(627g) Controlling Cell Adhesion and Migration through Ligand Presentation | AIChE

(627g) Controlling Cell Adhesion and Migration through Ligand Presentation



Cell attachment and migration are key steps during normal processes such as morphogenesis and immune surveillance, but are also intimately involved in pathologies such as tumor growth and metastasis. Recent studies have called attention to the nature of the cell-material interface and its poorly understood role in both physiological and pathological contexts. Because cells sense and respond to multiple environmental cues, the biochemical and biophysical presentation of ligands can regulate a variety of cellular characteristics such as adhesion, migration, differentiation, and survival.

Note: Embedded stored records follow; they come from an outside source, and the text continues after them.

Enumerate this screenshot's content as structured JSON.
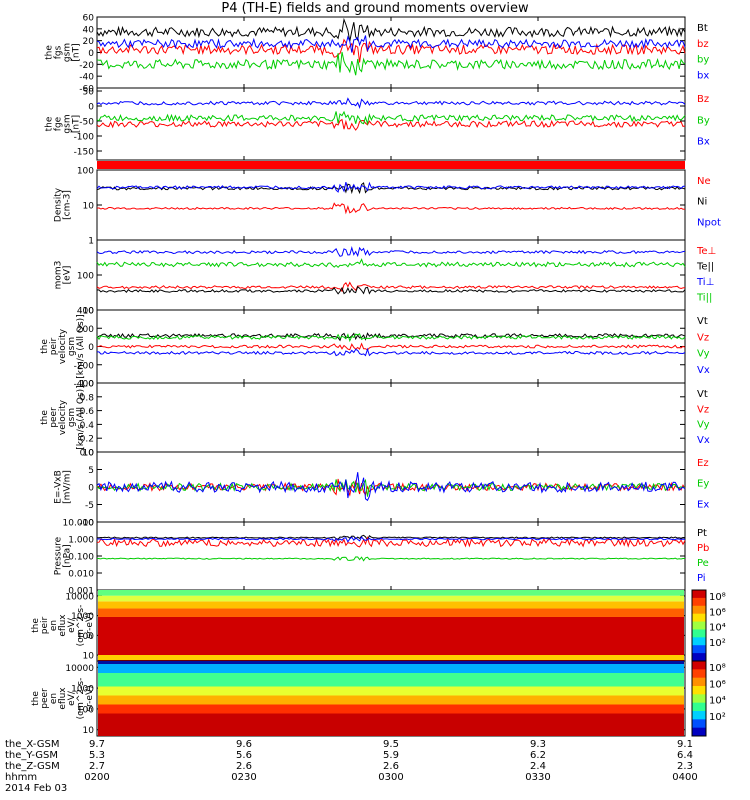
{
  "title": "P4 (TH-E) fields and ground moments overview",
  "chart_data": [
    {
      "type": "line",
      "panel": "fgs-gsm",
      "ylabel": [
        "the",
        "fgs",
        "gsm",
        "[nT]"
      ],
      "ylim": [
        -60,
        60
      ],
      "yticks": [
        "60",
        "40",
        "20",
        "0",
        "-20",
        "-40",
        "-60"
      ],
      "ytick_values": [
        60,
        40,
        20,
        0,
        -20,
        -40,
        -60
      ],
      "series": [
        {
          "name": "Bt",
          "color": "#000000",
          "base": 35,
          "noise": 8
        },
        {
          "name": "bz",
          "color": "#ff0000",
          "base": 5,
          "noise": 8
        },
        {
          "name": "by",
          "color": "#00cc00",
          "base": -20,
          "noise": 8
        },
        {
          "name": "bx",
          "color": "#0000ff",
          "base": 15,
          "noise": 7
        }
      ]
    },
    {
      "type": "line",
      "panel": "fge-gsm",
      "ylabel": [
        "the",
        "fge",
        "gsm",
        "[nT]"
      ],
      "ylim": [
        -180,
        60
      ],
      "yticks": [
        "50",
        "0",
        "-50",
        "-100",
        "-150"
      ],
      "ytick_values": [
        50,
        0,
        -50,
        -100,
        -150
      ],
      "series": [
        {
          "name": "Bz",
          "color": "#ff0000",
          "base": -60,
          "noise": 10
        },
        {
          "name": "By",
          "color": "#00cc00",
          "base": -40,
          "noise": 10
        },
        {
          "name": "Bx",
          "color": "#0000ff",
          "base": 10,
          "noise": 6
        }
      ]
    },
    {
      "type": "bar_strip",
      "panel": "flag",
      "color": "#ff0000"
    },
    {
      "type": "line",
      "panel": "density",
      "scale": "log",
      "ylabel": [
        "Density",
        "[cm-3]"
      ],
      "ylim": [
        1,
        100
      ],
      "yticks": [
        "100",
        "10",
        "1"
      ],
      "ytick_values": [
        100,
        10,
        1
      ],
      "series": [
        {
          "name": "Ne",
          "color": "#ff0000",
          "base": 8,
          "noise": 0.5
        },
        {
          "name": "Ni",
          "color": "#000000",
          "base": 30,
          "noise": 3
        },
        {
          "name": "Npot",
          "color": "#0000ff",
          "base": 32,
          "noise": 3
        }
      ]
    },
    {
      "type": "line",
      "panel": "temperature",
      "scale": "log",
      "ylabel": [
        "mom3",
        "[eV]"
      ],
      "ylim": [
        10,
        1000
      ],
      "yticks": [
        "100",
        "10"
      ],
      "ytick_values": [
        100,
        10
      ],
      "series": [
        {
          "name": "Te⊥",
          "color": "#ff0000",
          "base": 45,
          "noise": 4
        },
        {
          "name": "Te||",
          "color": "#000000",
          "base": 35,
          "noise": 3
        },
        {
          "name": "Ti⊥",
          "color": "#0000ff",
          "base": 450,
          "noise": 40
        },
        {
          "name": "Ti||",
          "color": "#00cc00",
          "base": 200,
          "noise": 30
        }
      ]
    },
    {
      "type": "line",
      "panel": "peir-velocity",
      "ylabel": [
        "the",
        "peir",
        "velocity",
        "gsm",
        "[km/s (All Qs)]"
      ],
      "ylim": [
        -400,
        400
      ],
      "yticks": [
        "400",
        "200",
        "0",
        "-200",
        "-400"
      ],
      "ytick_values": [
        400,
        200,
        0,
        -200,
        -400
      ],
      "series": [
        {
          "name": "Vt",
          "color": "#000000",
          "base": 120,
          "noise": 20
        },
        {
          "name": "Vz",
          "color": "#ff0000",
          "base": 0,
          "noise": 15
        },
        {
          "name": "Vy",
          "color": "#00cc00",
          "base": 100,
          "noise": 20
        },
        {
          "name": "Vx",
          "color": "#0000ff",
          "base": -70,
          "noise": 15
        }
      ]
    },
    {
      "type": "line",
      "panel": "peer-velocity",
      "ylabel": [
        "the",
        "peer",
        "velocity",
        "gsm",
        "[km/s (All Qs)]"
      ],
      "ylim": [
        0,
        1
      ],
      "yticks": [
        "1.0",
        "0.8",
        "0.6",
        "0.4",
        "0.2",
        "0.0"
      ],
      "ytick_values": [
        1,
        0.8,
        0.6,
        0.4,
        0.2,
        0
      ],
      "series": [
        {
          "name": "Vt",
          "color": "#000000"
        },
        {
          "name": "Vz",
          "color": "#ff0000"
        },
        {
          "name": "Vy",
          "color": "#00cc00"
        },
        {
          "name": "Vx",
          "color": "#0000ff"
        }
      ]
    },
    {
      "type": "line",
      "panel": "efield",
      "ylabel": [
        "E=-VxB",
        "[mV/m]"
      ],
      "ylim": [
        -10,
        10
      ],
      "yticks": [
        "10",
        "5",
        "0",
        "-5",
        "-10"
      ],
      "ytick_values": [
        10,
        5,
        0,
        -5,
        -10
      ],
      "series": [
        {
          "name": "Ez",
          "color": "#ff0000",
          "base": 0,
          "noise": 1
        },
        {
          "name": "Ey",
          "color": "#00cc00",
          "base": 0,
          "noise": 1
        },
        {
          "name": "Ex",
          "color": "#0000ff",
          "base": 0,
          "noise": 1.5
        }
      ]
    },
    {
      "type": "line",
      "panel": "pressure",
      "scale": "log",
      "ylabel": [
        "Pressure",
        "[nPa]"
      ],
      "ylim": [
        0.001,
        10
      ],
      "yticks": [
        "10.000",
        "1.000",
        "0.100",
        "0.010",
        "0.001"
      ],
      "ytick_values": [
        10,
        1,
        0.1,
        0.01,
        0.001
      ],
      "series": [
        {
          "name": "Pt",
          "color": "#000000",
          "base": 1.2,
          "noise": 0.1
        },
        {
          "name": "Pb",
          "color": "#ff0000",
          "base": 0.6,
          "noise": 0.3
        },
        {
          "name": "Pe",
          "color": "#00cc00",
          "base": 0.07,
          "noise": 0.005
        },
        {
          "name": "Pi",
          "color": "#0000ff",
          "base": 1.0,
          "noise": 0.1
        }
      ]
    },
    {
      "type": "heatmap",
      "panel": "peir-en-eflux",
      "ylabel": [
        "the",
        "peir",
        "en",
        "eflux",
        "eV/",
        "(cm^2-s-",
        "sr-eV)"
      ],
      "scale": "log",
      "ylim": [
        5,
        20000
      ],
      "yticks": [
        "10000",
        "1000",
        "100",
        "10"
      ],
      "ytick_values": [
        10000,
        1000,
        100,
        10
      ],
      "colorbar": {
        "ticks": [
          "10",
          "10",
          "10",
          "10",
          "10"
        ],
        "exponents": [
          "8",
          "6",
          "4",
          "2",
          ""
        ],
        "labels": [
          "10⁸",
          "10⁶",
          "10⁴",
          "10²"
        ]
      }
    },
    {
      "type": "heatmap",
      "panel": "peer-en-eflux",
      "ylabel": [
        "the",
        "peer",
        "en",
        "eflux",
        "eV/",
        "(cm^2-s-",
        "sr-eV)"
      ],
      "scale": "log",
      "ylim": [
        5,
        20000
      ],
      "yticks": [
        "10000",
        "1000",
        "100",
        "10"
      ],
      "ytick_values": [
        10000,
        1000,
        100,
        10
      ],
      "colorbar": {
        "labels": [
          "10⁸",
          "10⁶",
          "10⁴",
          "10²"
        ]
      }
    }
  ],
  "xaxis": {
    "rows": [
      {
        "label": "the_X-GSM",
        "values": [
          "9.7",
          "9.6",
          "9.5",
          "9.3",
          "9.1"
        ]
      },
      {
        "label": "the_Y-GSM",
        "values": [
          "5.3",
          "5.6",
          "5.9",
          "6.2",
          "6.4"
        ]
      },
      {
        "label": "the_Z-GSM",
        "values": [
          "2.7",
          "2.6",
          "2.6",
          "2.4",
          "2.3"
        ]
      },
      {
        "label": "hhmm",
        "values": [
          "0200",
          "0230",
          "0300",
          "0330",
          "0400"
        ]
      }
    ],
    "date": "2014 Feb 03"
  }
}
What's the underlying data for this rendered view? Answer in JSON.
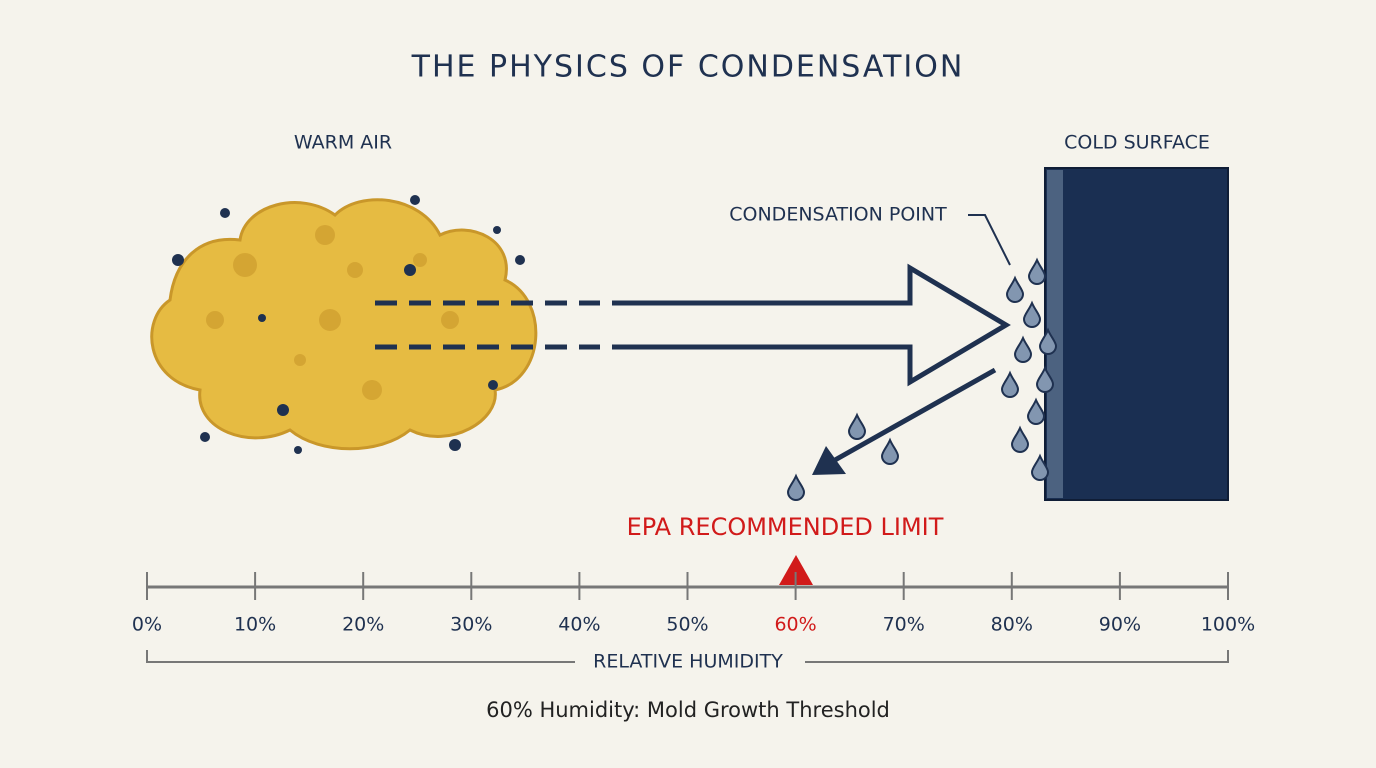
{
  "title": "THE PHYSICS OF CONDENSATION",
  "warm_air": {
    "label": "WARM AIR"
  },
  "cold_surface": {
    "label": "COLD SURFACE"
  },
  "condensation": {
    "label": "CONDENSATION POINT"
  },
  "scale": {
    "limit_label": "EPA RECOMMENDED LIMIT",
    "ticks": [
      "0%",
      "10%",
      "20%",
      "30%",
      "40%",
      "50%",
      "60%",
      "70%",
      "80%",
      "90%",
      "100%"
    ],
    "limit_tick": 6,
    "axis_label": "RELATIVE HUMIDITY"
  },
  "caption": "60% Humidity: Mold Growth Threshold"
}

We report the development of a dynamic polymeric bilayer to examine and potentially control receptor-ligand interactions. The self-assembly of amphiphilic block copolymers (1,2-polybutadiene-b-poly(ethylene glycol): PBd-b-PEG) at the air-water interface allows us to control the presentation of ligands at the surface as well as polymer orientation (e.g., brush or mushroom). The hydrophobic block PBd provides a means for controlling surface diffusion by cross-linking while the hydrophilic block PEG is biocompatible and resistant to protein adsorption. Transfer of our interfacial monolayers onto a substrate via a Langmuir-Blodgett/ Langmuir-Schaefer (LB/LS) technique results in biomimetic surfaces with a dynamic character, because lateral diffusion of ligands is preserved. This type of film structure and behavior closely resembles that of lipid membranes, with polymer films having increased robustness and dynamic range. Biofunctionalization of this block copolymer with the tripeptide RGD allows specific interaction with cellular integrin receptors, while mixing with unmodified material of similar or varied molecular weights will control effective ligand concentration and accessibility.

The tunability and characterization of our surfaces by ellipsometry, atomic force microscopy, dynamic contact angle, and fluorescence methods will be discussed. Preliminary results on cell adhesion will also be presented. These surfaces will initially be used to study the mechanism of invasive cancer cell adhesion and migration with a focus towards understanding the metastatic ability of cancer cells.